Capabilities – Areas to assess include process design, core processes, best practices, skills and knowledge, systems, information/data, structure and systems for managing, which answer these questions: Do I have everything I need to do what’s expected of me? Are there any tools or special knowledge that would help me to perform? Am I skilled enough to meet my manager’s expectations as I understand them?
Motivators – Assessment areas include compensation, security, recognition, advancement, incentives and other rewards that are performance based, answering these questions: How do I know how I’m doing? How does my boss know? Does anyone think my level of performance is important? Are there consequences if I do not meet my manager’s expectations? Am I noticed if I outperform my colleagues? How does the company show it cares about my work?
The E-C-M Deliverable
The primary deliverable with the E-C-M model is a dramatic, sustainable increase in total business unit performance. We define that further as the company’s ability to deliver superior customer satisfaction at the lowest possible cost. Brooks is dedicated to producing significant and sustainable improvements in overall organizational performance.
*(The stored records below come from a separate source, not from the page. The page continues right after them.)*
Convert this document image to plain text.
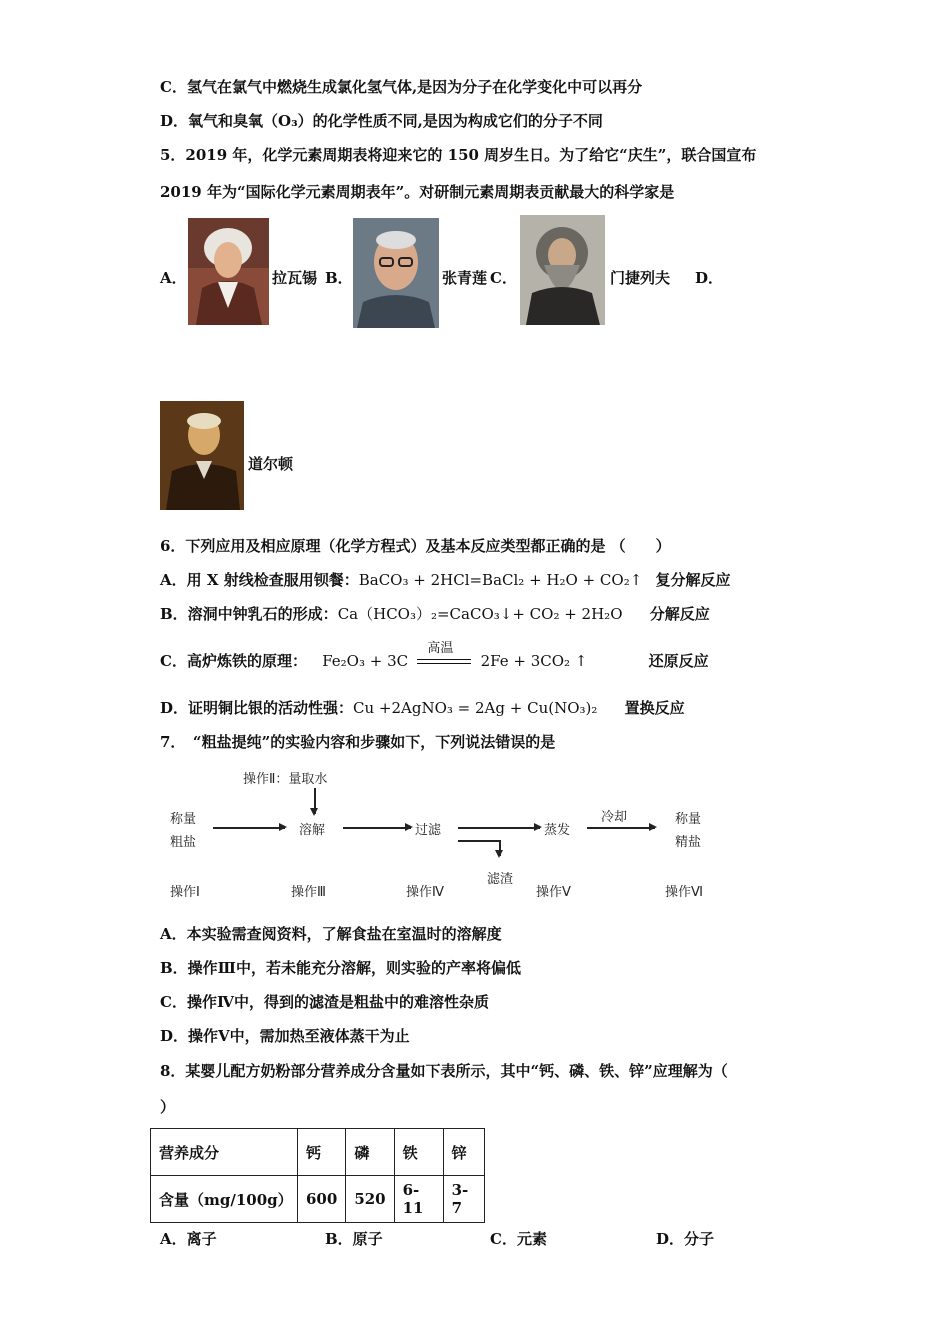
C．氢气在氯气中燃烧生成氯化氢气体,是因为分子在化学变化中可以再分
D．氧气和臭氧（O₃）的化学性质不同,是因为构成它们的分子不同
5．2019 年，化学元素周期表将迎来它的 150 周岁生日。为了给它“庆生”，联合国宣布
2019 年为“国际化学元素周期表年”。对研制元素周期表贡献最大的科学家是
A．	拉瓦锡 B．	张青莲 C．	门捷列夫 D．
道尔顿
6．下列应用及相应原理（化学方程式）及基本反应类型都正确的是 （　　）
A．用 X 射线检查服用钡餐：BaCO₃ + 2HCl=BaCl₂ + H₂O + CO₂↑ 复分解反应
B．溶洞中钟乳石的形成：Ca（HCO₃）₂=CaCO₃↓+ CO₂ + 2H₂O 分解反应
C．高炉炼铁的原理： Fe₂O₃ + 3C
高温
2Fe + 3CO₂ ↑	还原反应
D．证明铜比银的活动性强：Cu +2AgNO₃ = 2Ag + Cu(NO₃)₂ 置换反应
7．　“粗盐提纯”的实验内容和步骤如下，下列说法错误的是
操作Ⅱ：量取水
称量
粗盐
溶解	过滤
滤渣
蒸发
冷却	称量
精盐
操作Ⅰ	操作Ⅲ	操作Ⅳ	操作Ⅴ	操作Ⅵ
A．本实验需查阅资料，了解食盐在室温时的溶解度
B．操作Ⅲ中，若未能充分溶解，则实验的产率将偏低
C．操作Ⅳ中，得到的滤渣是粗盐中的难溶性杂质
D．操作Ⅴ中，需加热至液体蒸干为止
8．某婴儿配方奶粉部分营养成分含量如下表所示，其中“钙、磷、铁、锌”应理解为（
）
营养成分	钙	磷	铁	锌
含量（mg/100g）	600	520	6-11	3-7
A．离子	B．原子	C．元素	D．分子
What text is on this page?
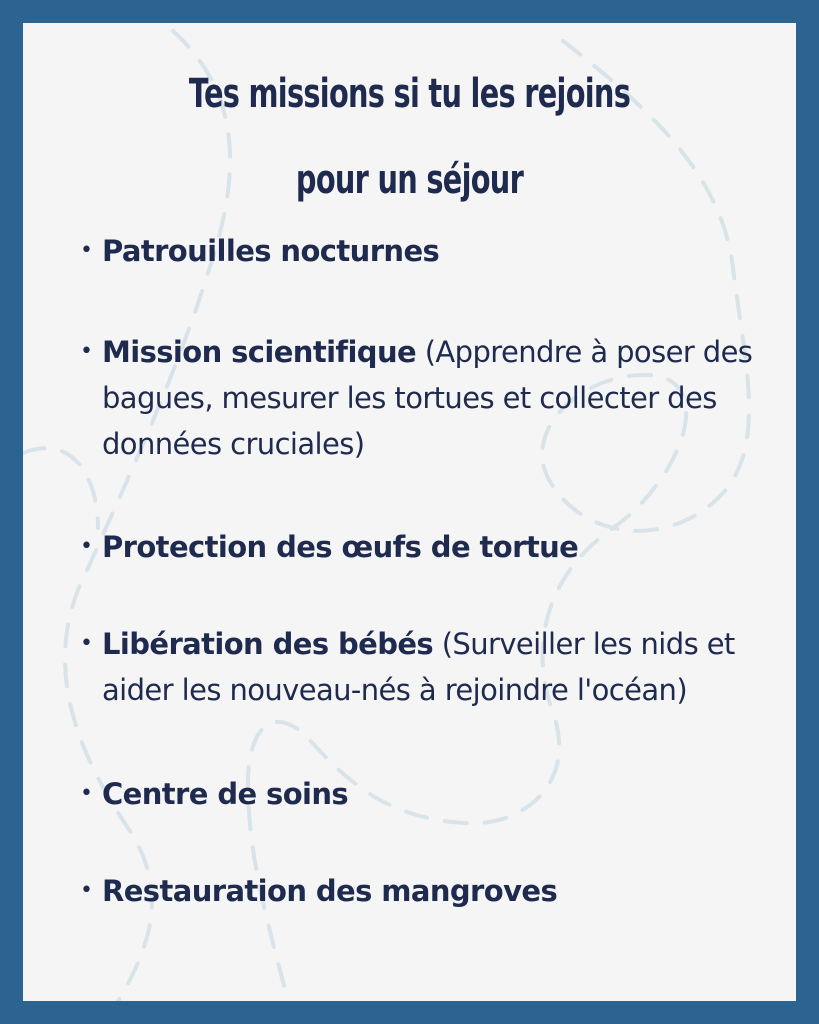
Tes missions si tu les rejoins
pour un séjour
• Patrouilles nocturnes
• Mission scientifique (Apprendre à poser des bagues, mesurer les tortues et collecter des données cruciales)
• Protection des œufs de tortue
• Libération des bébés (Surveiller les nids et aider les nouveau-nés à rejoindre l'océan)
• Centre de soins
• Restauration des mangroves
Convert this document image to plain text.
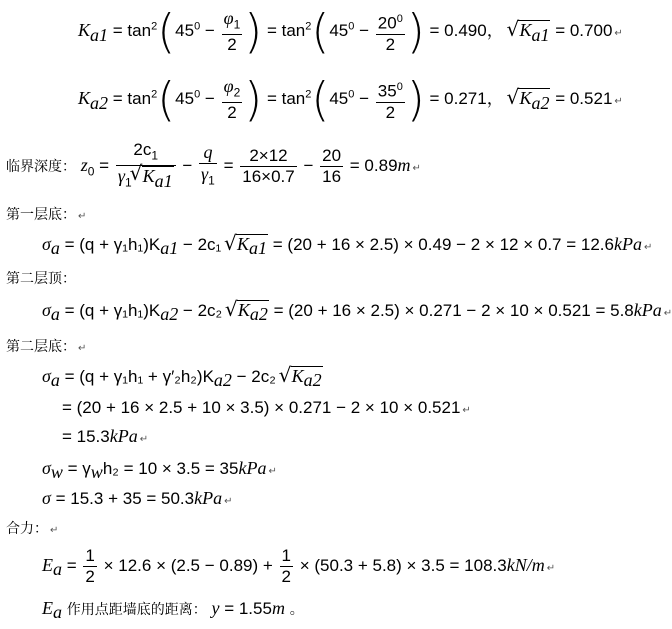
$K_{a1} = \tan^2(45^0 - \frac{\varphi_1}{2}$ ) = $\tan^2(45^0 - \frac{20^0}{2}$ ) = 0.490， √ $K_{a1} = 0.700$ ↵
$K_{a2} = \tan^2(45^0 - \frac{\varphi_2}{2}$ ) = $\tan^2(45^0 - \frac{35^0}{2}$ ) = 0.271， √ $K_{a2} = 0.521$ ↵
临界深度： $z_0 = \frac{2c_1}{\gamma_1 √ K_{a1}} - \frac{q}{\gamma_1} = \frac{2\times 12}{16\times 0.7} - \frac{20}{16} = 0.89m$ ↵
第一层底： ↵
$\sigma_a = (q + \gamma_1h_1)K_{a1} - 2c_1$ √ $K_{a1} = (20 + 16 \times 2.5) \times 0.49 - 2 \times 12 \times 0.7 = 12.6kPa$ ↵
第二层顶：
$\sigma_a = (q + \gamma_1h_1)K_{a2} - 2c_2$ √ $K_{a2} = (20 + 16 \times 2.5) \times 0.271 - 2 \times 10 \times 0.521 = 5.8kPa$ ↵
第二层底： ↵
$\sigma_a = (q + \gamma_1h_1 + \gamma'_2h_2)K_{a2} - 2c_2$ √ $K_{a2}$
= (20 + 16 × 2.5 + 10 × 3.5) × 0.271 − 2 × 10 × 0.521 ↵
= 15.3kPa ↵
$\sigma_w = \gamma_wh_2 = 10 \times 3.5 = 35kPa$ ↵
σ = 15.3 + 35 = 50.3kPa ↵
合力： ↵
$E_a = \frac{1}{2} \times 12.6 \times (2.5 - 0.89) + \frac{1}{2} \times (50.3 + 5.8) \times 3.5 = 108.3kN/m$ ↵
$E_a$ 作用点距墙底的距离： y = 1.55m 。
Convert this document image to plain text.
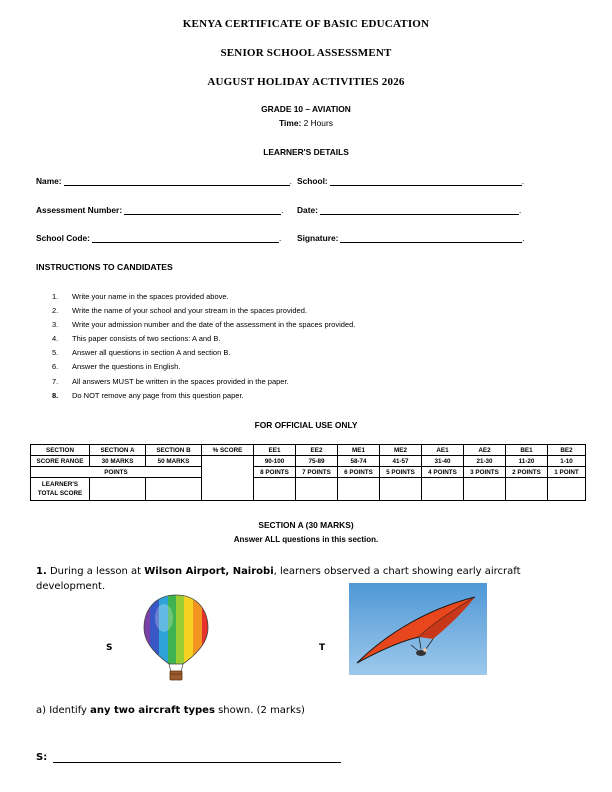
KENYA CERTIFICATE OF BASIC EDUCATION
SENIOR SCHOOL ASSESSMENT
AUGUST HOLIDAY ACTIVITIES 2026
GRADE 10 – AVIATION
Time: 2 Hours
LEARNER'S DETAILS
Name:	. School:	.
Assessment Number:	. Date:	.
School Code:	. Signature:	.
INSTRUCTIONS TO CANDIDATES
1. Write your name in the spaces provided above.
2. Write the name of your school and your stream in the spaces provided.
3. Write your admission number and the date of the assessment in the spaces provided.
4. This paper consists of two sections: A and B.
5. Answer all questions in section A and section B.
6. Answer the questions in English.
7. All answers MUST be written in the spaces provided in the paper.
8. Do NOT remove any page from this question paper.
FOR OFFICIAL USE ONLY
SECTION	SECTION A	SECTION B	% SCORE	EE1	EE2	ME1	ME2	AE1	AE2	BE1	BE2
SCORE RANGE	30 MARKS	50 MARKS		90-100	75-89	58-74	41-57	31-40	21-30	11-20	1-10
POINTS				8 POINTS	7 POINTS	6 POINTS	5 POINTS	4 POINTS	3 POINTS	2 POINTS	1 POINT
LEARNER'S TOTAL SCORE											
SECTION A (30 MARKS)
Answer ALL questions in this section.
1. During a lesson at Wilson Airport, Nairobi, learners observed a chart showing early aircraft development.
S	T
a) Identify any two aircraft types shown. (2 marks)
S:
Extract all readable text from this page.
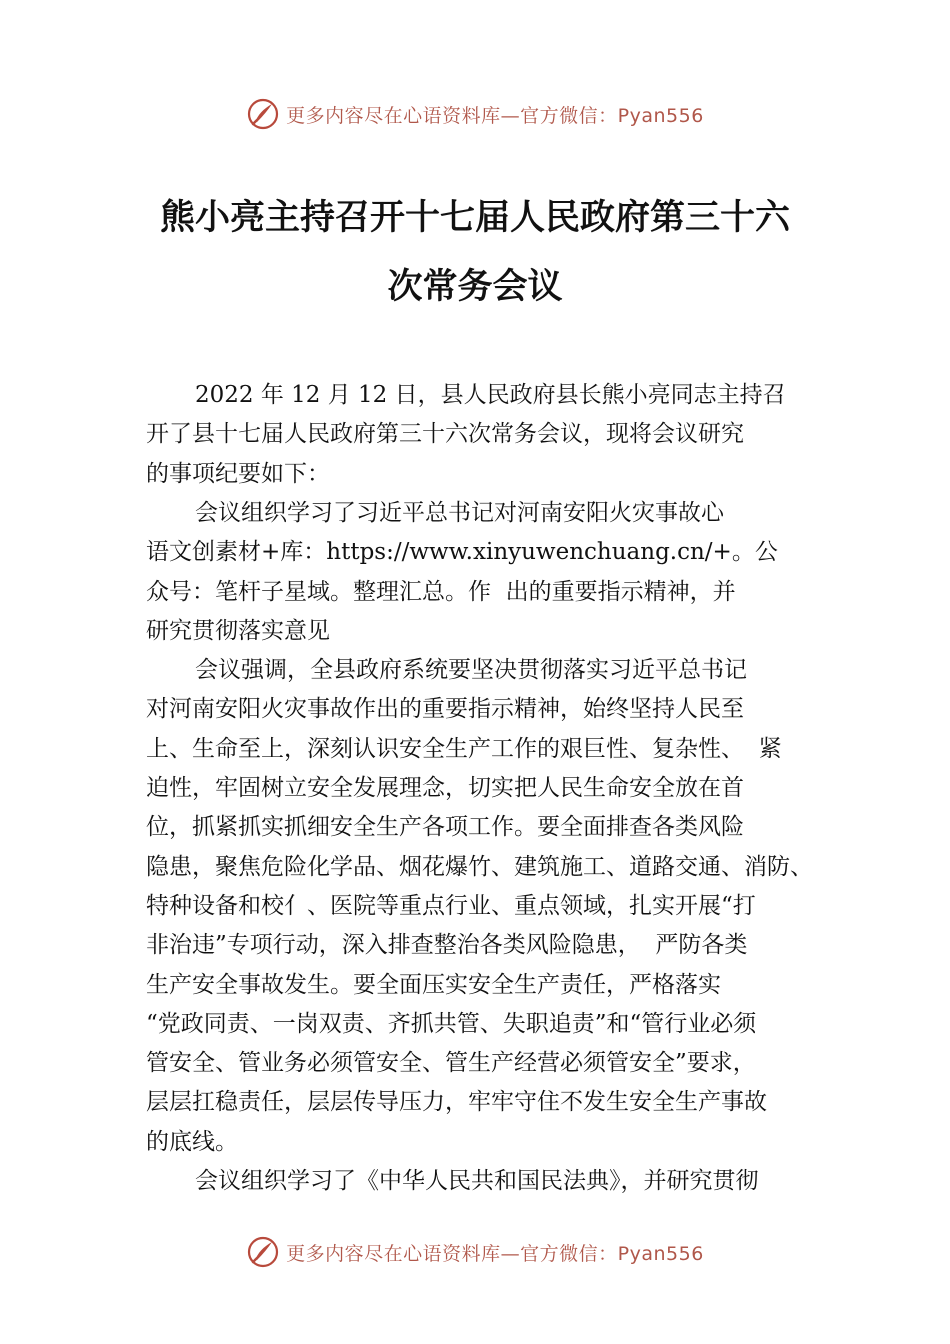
更多内容尽在心语资料库—官方微信：Pyan556
熊小亮主持召开十七届人民政府第三十六
次常务会议

2022 年 12 月 12 日，县人民政府县长熊小亮同志主持召

开了县十七届人民政府第三十六次常务会议，现将会议研究

的事项纪要如下：

会议组织学习了习近平总书记对河南安阳火灾事故心

语文创素材+库：https://www.xinyuwenchuang.cn/+。公

众号：笔杆子星域。整理汇总。作  出的重要指示精神，并

研究贯彻落实意见

会议强调，全县政府系统要坚决贯彻落实习近平总书记

对河南安阳火灾事故作出的重要指示精神，始终坚持人民至

上、生命至上，深刻认识安全生产工作的艰巨性、复杂性、  紧

迫性，牢固树立安全发展理念，切实把人民生命安全放在首

位，抓紧抓实抓细安全生产各项工作。要全面排查各类风险

隐患，聚焦危险化学品、烟花爆竹、建筑施工、道路交通、消防、

特种设备和校⺅、医院等重点行业、重点领域，扎实开展“打

非治违”专项行动，深入排查整治各类风险隐患，  严防各类

生产安全事故发生。要全面压实安全生产责任，严格落实

“党政同责、一岗双责、齐抓共管、失职追责”和“管行业必须

管安全、管业务必须管安全、管生产经营必须管安全”要求，

层层扛稳责任，层层传导压力，牢牢守住不发生安全生产事故

的底线。

会议组织学习了《中华人民共和国民法典》，并研究贯彻

更多内容尽在心语资料库—官方微信：Pyan556
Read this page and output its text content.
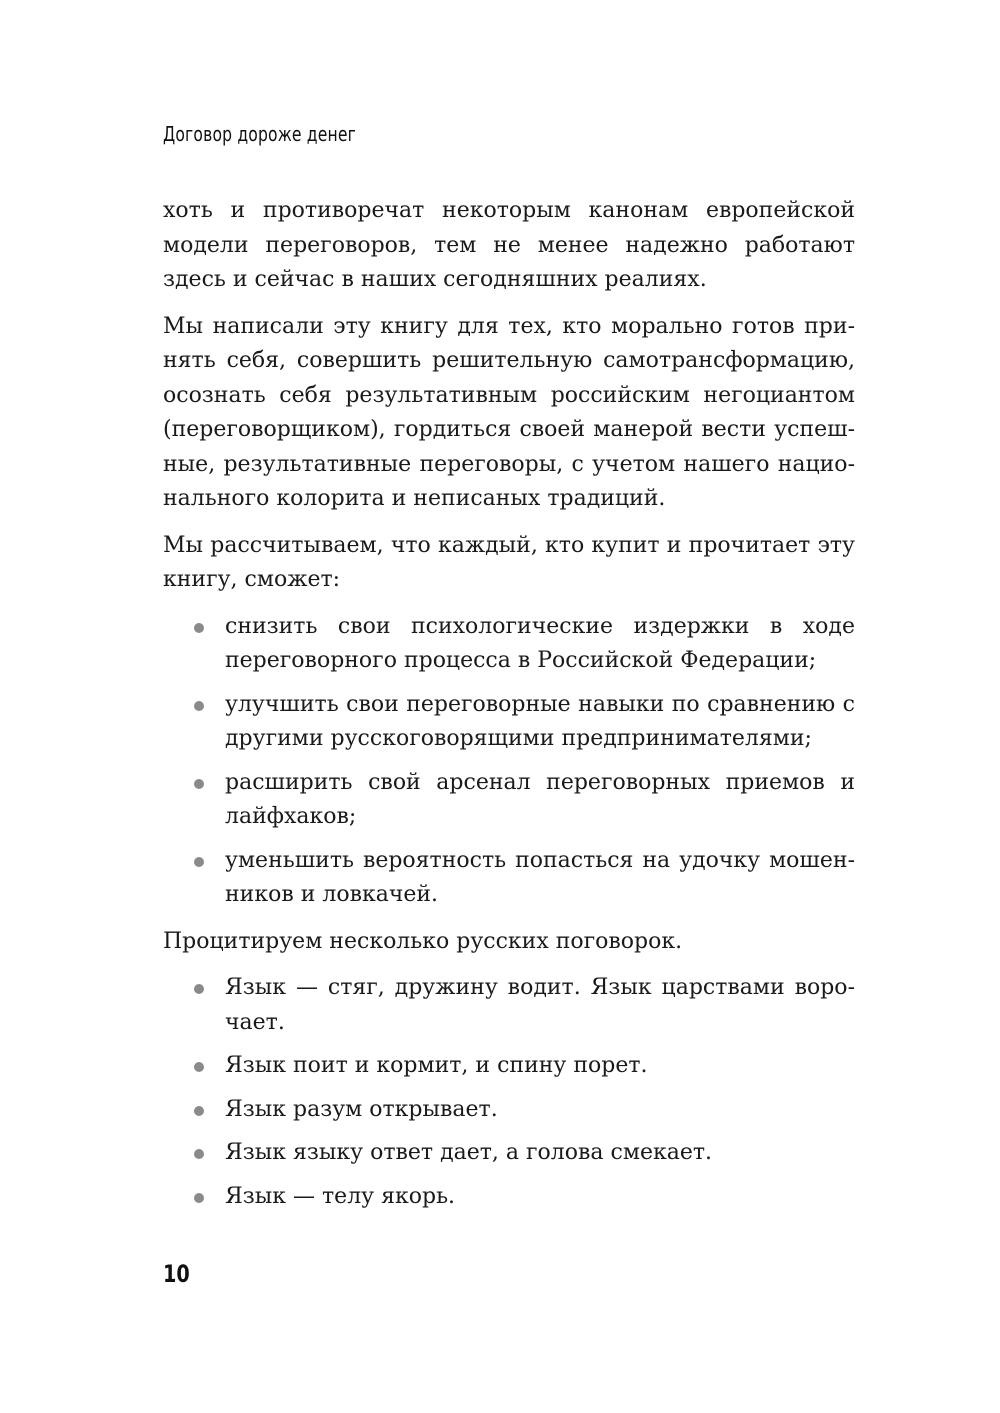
Договор дороже денег

хоть и противоречат некоторым канонам европейской модели переговоров, тем не менее надежно работают здесь и сейчас в наших сегодняшних реалиях.

Мы написали эту книгу для тех, кто морально готов принять себя, совершить решительную самотрансформацию, осознать себя результативным российским негоциантом (переговорщиком), гордиться своей манерой вести успешные, результативные переговоры, с учетом нашего национального колорита и неписаных традиций.

Мы рассчитываем, что каждый, кто купит и прочитает эту книгу, сможет:

снизить свои психологические издержки в ходе переговорного процесса в Российской Федерации;
улучшить свои переговорные навыки по сравнению с другими русскоговорящими предпринимателями;
расширить свой арсенал переговорных приемов и лайфхаков;
уменьшить вероятность попасться на удочку мошенников и ловкачей.

Процитируем несколько русских поговорок.

Язык — стяг, дружину водит. Язык царствами ворочает.
Язык поит и кормит, и спину порет.
Язык разум открывает.
Язык языку ответ дает, а голова смекает.
Язык — телу якорь.
10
Each client has its own operating model that aligns, enables and motivates. We at Brooks International assess the health of our client’s operating model by how well it performs these functions in our Stage 1 Assessment. In our Stage 2 Implementation, we redesign and implement a new operating model.
The E-C-M methodology is so powerful because it produces tactical and behavioral changes simultaneously. Successful change always involves managing tactical and behavioral issues. While tactical change addresses how people and organizations work, behavioral change speaks to why they work. The accelerated, sustainable results Brooks International commits to require addressing both tactics and behavior. Balance and integration are critical. If we ignore the behavior component, we encounter resistance, passivity and short-lived results. If we ignore the tactical component, we are faced with the inevitable question of “Where’s the beef?” with our clients.
E-C-M: Our Framework for Change
Once we begin the tactical and behavioral changes for an organization, it’s necessary to measure and manage them. Most organizations measure something but not enough of the right things. They focus on results and outcomes. However, the better you manage the inputs and processes, the more likely the results and outcomes will be favorable.
Performance against the translated goals should be measurable on a daily basis at the front line. If daily is not possible, then weekly measurement is a must. Accountability through measurement should be maintained at other levels of the organization on at least a weekly basis.
The E-C-M methodology is sustainable and continues working for an organization even if there is a change in senior management.
No matter how complex an organization’s business model or strategic imperatives, armed with the E-C-M methodology, Brooks International can achieve significant, measurable and sustainable improvements in the company’s operational and financial performance.